In his lifetime he saw six model generations of the original design and more than 8-million units sold over a span of 50 years – yet remained very much in the background and let others take credit for the car.
Lee Iacocca was the man who pushed the Mustang through the spproval process at Ford and is often thought of as ‘The Father of the Mustang’ but it was Halderman who put pen to paper and came up the design.
At first Henry Ford II did not want the car, the company still living down the abject failutre of the Edsel, but Iacocca pushed and the legend was born.
In his book, ‘Mustang by Design: Gale Halderman and the Creation of Ford’s Iconic Pony Car’, Jimmy Dinsmore writes: “He (Halderman) did it in such a humble way that has touched the heart of every Mustang enthusiast out there. As great of a designer as he was, he was an even better human being. The most striking thing about the 40-year Ford employee was Halderman’s humility.
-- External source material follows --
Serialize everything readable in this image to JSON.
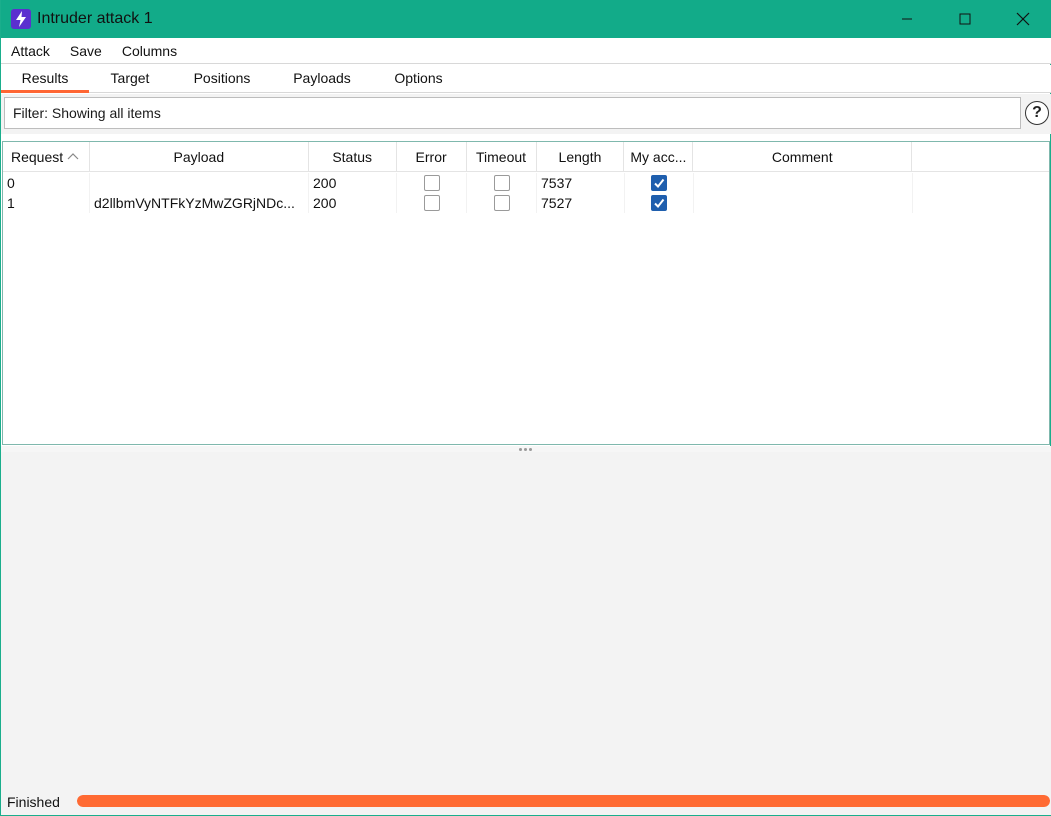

For many years, Halderman did not receive much attention for being the Mustang’s original designer, preferring to let others take the credit.”
Recruited to Dearborn in 1954, designer Gale Halderman had helped shape the 1957 standard Ford before moving to the Corporate Advanced Studio, where he worked on ideas for a new low-cost sporty car favored by Ford division boss Lee Iacocca.
Halderman was transferred to the Ford Studio just in time to help Joe Oros’ team create the design chosen for the production Mustang over proposals from Corporate Advanced and the Lincoln-Mercury Studio.
Oros credits Halderman not only for contributing to the design but also for skillfully guiding the Mustang from clay-model dream to realistic, fully producible car. Here is Halderman’s account of the creation of the 1965 Ford Mustang prototype.
Very few cars have achieved the status levels in folklore the Mustang has…and rightfully so.